Conditional access device compliance policy improvements
A new device compliance policy rule is available to help you block access to corporate resources that support conditional access, when users are using apps that are part of a non-compliant list of apps. The non-compliant list of apps can be defined by the admin when adding the new compliant rule Apps that cannot be installed. This rule requires the admin to enter the App Name, the App ID, and the App Publisher (optional) when adding an app to the non-compliant list. This setting only applies to iOS and Android devices.
Additionally, this helps organizations to mitigate data leakage through unsecured apps, and prevent excessive data consumption through certain apps.
- Learn more how device compliance policies work.
- Learn more how to create device compliance policies.
New Mobile Threat Defense monitoring tools
Beginning in version 1702, you have new ways to monitor the compliance status with your Mobile Threat Defense service provider.
- Learn more how to monitor Mobile Threat Defense compliance.
Detect outdated antimalware client versions
Beginning with version 1702, you can configure an alert to ensure Endpoint Protection clients are not outdated. For more information, see Alert for outdated malware client.

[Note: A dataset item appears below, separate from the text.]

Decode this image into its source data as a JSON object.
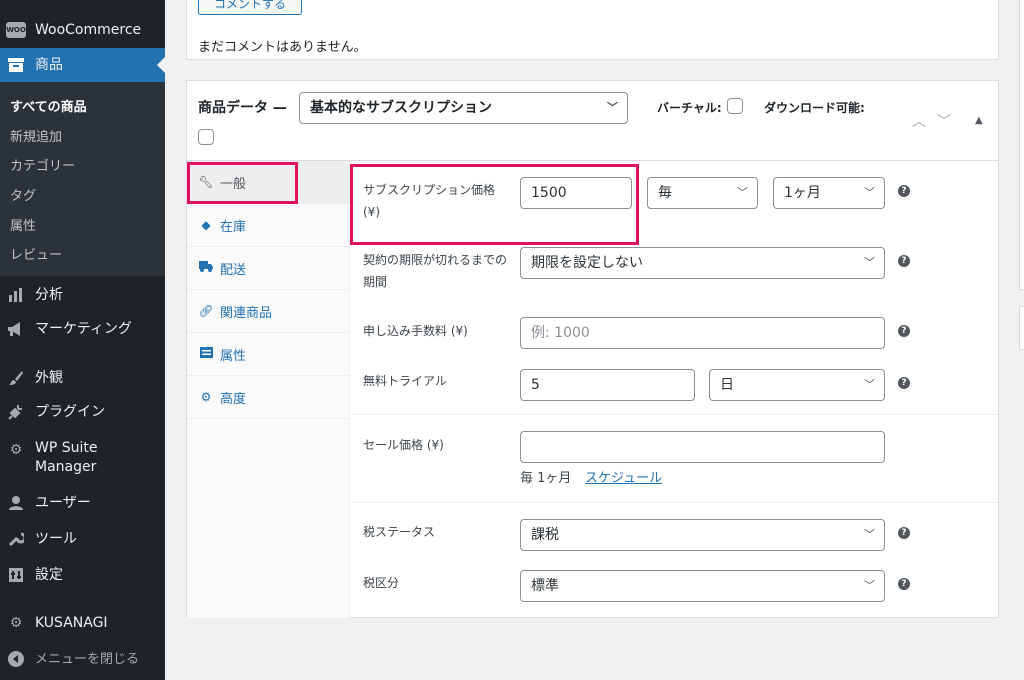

Device health attestation updates
Device health attestation service for on-premises clients can now be configured and managed from the management point. For more information, see Health Attestation.
Certificate profiles for Windows Hello for Business
If you intend to store certificate profiles in the Windows Hello for Business key container, and the certificate profile uses the Smart Card Logon EKU, you must configure permissions for key registration to ensure the certificate is validated correctly. For more information, see Windows Hello for Business settings.
New Windows Hello for Business notification for end users
A new Windows 10 notification informs end users that they must take additional actions to complete Windows Hello for Business setup (for example, setting up a PIN).